Hugging Face

Every time you run ollama pull llama3.2 or deploy a model with vLLM, that model came from somewhere. For the vast majority of open-source models, that place is Hugging Face.

Knowing how to navigate it saves time and avoids mistakes, especially around licensing, model size, and compatibility.

What Hugging Face is

Hugging Face is a platform with three main things:

Models: a hub of hundreds of thousands of pre-trained models, openly downloadable
Datasets: data used to train or evaluate models
Spaces: hosted demos where you can try models directly in a browser

The model hub hosts everything from small embedding models to large language models, image generators, speech recognition systems, and more.

Finding a model

The model hub lets you filter by task, language, license, and size.
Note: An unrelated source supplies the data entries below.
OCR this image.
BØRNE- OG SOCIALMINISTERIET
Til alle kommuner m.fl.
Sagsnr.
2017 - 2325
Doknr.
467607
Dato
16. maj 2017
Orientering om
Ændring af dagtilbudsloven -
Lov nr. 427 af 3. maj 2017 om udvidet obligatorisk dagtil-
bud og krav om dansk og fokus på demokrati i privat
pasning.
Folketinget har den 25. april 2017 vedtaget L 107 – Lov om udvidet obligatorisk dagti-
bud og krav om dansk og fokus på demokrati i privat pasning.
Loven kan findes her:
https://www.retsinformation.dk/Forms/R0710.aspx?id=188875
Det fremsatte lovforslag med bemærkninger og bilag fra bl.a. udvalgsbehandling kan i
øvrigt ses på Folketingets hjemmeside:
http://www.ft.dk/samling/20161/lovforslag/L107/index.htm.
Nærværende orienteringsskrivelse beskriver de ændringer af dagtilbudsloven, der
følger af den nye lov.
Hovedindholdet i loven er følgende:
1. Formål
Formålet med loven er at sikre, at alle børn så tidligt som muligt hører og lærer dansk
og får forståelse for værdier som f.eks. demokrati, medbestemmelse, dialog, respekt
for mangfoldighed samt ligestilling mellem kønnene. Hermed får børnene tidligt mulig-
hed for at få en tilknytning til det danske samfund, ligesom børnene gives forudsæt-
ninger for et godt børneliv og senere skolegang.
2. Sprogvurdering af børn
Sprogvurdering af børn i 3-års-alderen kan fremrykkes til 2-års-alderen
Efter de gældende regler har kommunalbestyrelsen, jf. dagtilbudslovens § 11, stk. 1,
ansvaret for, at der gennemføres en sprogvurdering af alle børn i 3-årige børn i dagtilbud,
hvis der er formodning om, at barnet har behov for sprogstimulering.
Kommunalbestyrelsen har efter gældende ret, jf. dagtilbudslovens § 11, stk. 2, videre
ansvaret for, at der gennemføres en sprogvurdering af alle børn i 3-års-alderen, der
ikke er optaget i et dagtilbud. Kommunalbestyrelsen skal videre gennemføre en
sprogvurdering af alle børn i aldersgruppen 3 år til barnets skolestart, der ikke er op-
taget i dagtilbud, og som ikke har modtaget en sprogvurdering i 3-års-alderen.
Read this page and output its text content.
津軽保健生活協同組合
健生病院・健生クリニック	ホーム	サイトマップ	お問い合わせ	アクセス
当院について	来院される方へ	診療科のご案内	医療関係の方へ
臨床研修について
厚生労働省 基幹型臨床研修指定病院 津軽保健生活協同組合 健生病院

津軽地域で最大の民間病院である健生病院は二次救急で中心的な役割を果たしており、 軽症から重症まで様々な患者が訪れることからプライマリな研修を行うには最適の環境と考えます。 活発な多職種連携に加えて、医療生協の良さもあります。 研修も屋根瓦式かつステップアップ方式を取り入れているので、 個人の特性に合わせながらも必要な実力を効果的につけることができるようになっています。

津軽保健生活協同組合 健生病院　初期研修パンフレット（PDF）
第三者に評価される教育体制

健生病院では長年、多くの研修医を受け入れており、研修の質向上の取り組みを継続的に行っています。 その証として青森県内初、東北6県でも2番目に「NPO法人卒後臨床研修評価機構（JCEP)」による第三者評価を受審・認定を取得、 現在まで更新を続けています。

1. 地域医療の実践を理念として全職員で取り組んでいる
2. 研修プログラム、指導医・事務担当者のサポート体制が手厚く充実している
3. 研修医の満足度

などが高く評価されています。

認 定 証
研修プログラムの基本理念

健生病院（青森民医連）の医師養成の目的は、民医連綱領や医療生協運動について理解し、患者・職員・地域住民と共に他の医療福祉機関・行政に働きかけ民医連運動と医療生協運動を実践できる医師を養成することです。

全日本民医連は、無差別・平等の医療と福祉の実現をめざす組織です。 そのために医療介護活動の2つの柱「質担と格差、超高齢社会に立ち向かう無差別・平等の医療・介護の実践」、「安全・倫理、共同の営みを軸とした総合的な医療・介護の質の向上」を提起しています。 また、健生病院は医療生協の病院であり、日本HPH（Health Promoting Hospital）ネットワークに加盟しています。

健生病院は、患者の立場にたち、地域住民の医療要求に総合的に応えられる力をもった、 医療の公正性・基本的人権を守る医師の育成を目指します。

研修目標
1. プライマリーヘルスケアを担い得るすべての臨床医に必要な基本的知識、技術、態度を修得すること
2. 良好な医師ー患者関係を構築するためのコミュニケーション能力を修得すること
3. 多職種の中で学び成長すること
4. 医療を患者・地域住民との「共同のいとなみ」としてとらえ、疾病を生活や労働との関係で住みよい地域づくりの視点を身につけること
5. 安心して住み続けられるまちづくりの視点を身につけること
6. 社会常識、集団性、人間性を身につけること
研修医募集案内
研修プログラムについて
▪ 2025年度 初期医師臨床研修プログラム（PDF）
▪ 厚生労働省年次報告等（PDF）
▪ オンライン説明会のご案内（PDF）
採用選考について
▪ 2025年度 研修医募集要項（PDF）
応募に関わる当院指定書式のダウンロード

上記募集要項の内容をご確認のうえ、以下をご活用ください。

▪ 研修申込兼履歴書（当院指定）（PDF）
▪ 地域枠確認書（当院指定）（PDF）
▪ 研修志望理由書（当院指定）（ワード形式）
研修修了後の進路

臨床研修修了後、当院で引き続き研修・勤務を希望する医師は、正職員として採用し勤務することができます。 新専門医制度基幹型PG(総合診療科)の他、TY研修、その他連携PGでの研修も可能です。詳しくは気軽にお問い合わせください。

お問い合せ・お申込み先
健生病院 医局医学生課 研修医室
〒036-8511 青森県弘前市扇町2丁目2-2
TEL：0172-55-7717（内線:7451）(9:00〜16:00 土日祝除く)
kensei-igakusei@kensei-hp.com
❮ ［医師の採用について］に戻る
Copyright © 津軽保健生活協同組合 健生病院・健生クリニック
For LLMs specifically, the most useful filters are:

Task: “Text Generation” covers conversational and completion models
Library: filter by transformers, gguf, or ollama depending on how you need to run it
License: important if you plan to use the model commercially

The search also supports filtering by organization. Most well-known models come from Meta (meta-llama), Google (google), Mistral AI (mistralai), and the Hugging Face team itself (HuggingFaceTB).

Reading a model card

Every model has a model card: a page describing what the model is, how it was trained, what it is good at, and how to use it. Before downloading anything, the model card is worth reading carefully.

Key things to check:

Section	What to look for
License	Can you use it commercially? Does it restrict redistribution?
Model size	Number of parameters and disk size (affects memory requirements)
Context length	Maximum number of tokens the model can process at once
Intended use	What tasks it was trained for
Limitations	Known weaknesses, biases, failure modes
Evaluation	Benchmark scores to compare against other models

The SmolLM2-135M model used in the LLM Internals content is a good example: its card clearly states the architecture, training data, and benchmark results.

Downloading models

With the CLI

The hf CLI tool is the simplest way to download a model:

pip install huggingface_hub

Download a full model to a local directory:

hf download HuggingFaceTB/SmolLM2-135M --local-dir ./smollm

For large models you can download only the files you need rather than the full repository:

hf download meta-llama/Llama-3.2-3B-Instruct --include "*.safetensors" --local-dir ./llama

Most models are public and require no account. Some require accepting a license agreement on the website before downloading. For those, you need to authenticate first:

hf login

With the Python library

The huggingface_hub library gives programmatic access to the same functionality:

from huggingface_hub import snapshot_download

snapshot_download(
    repo_id="HuggingFaceTB/SmolLM2-135M",
    local_dir="./smollm"
)

This is useful when you need to automate downloads as part of a pipeline or initContainer.

Model formats

Models on Hugging Face are stored in different formats depending on how they are meant to be used:

Format	Used by	Notes
`safetensors`	PyTorch, transformers	Standard format for most modern models
`GGUF`	Ollama, llama.cpp	Quantized format optimized for CPU inference
`ONNX`	inference runtimes	Portable format for deployment

When you run ollama pull, Ollama fetches a GGUF version of the model from its own registry. Many of those models originate from Hugging Face, converted to GGUF format.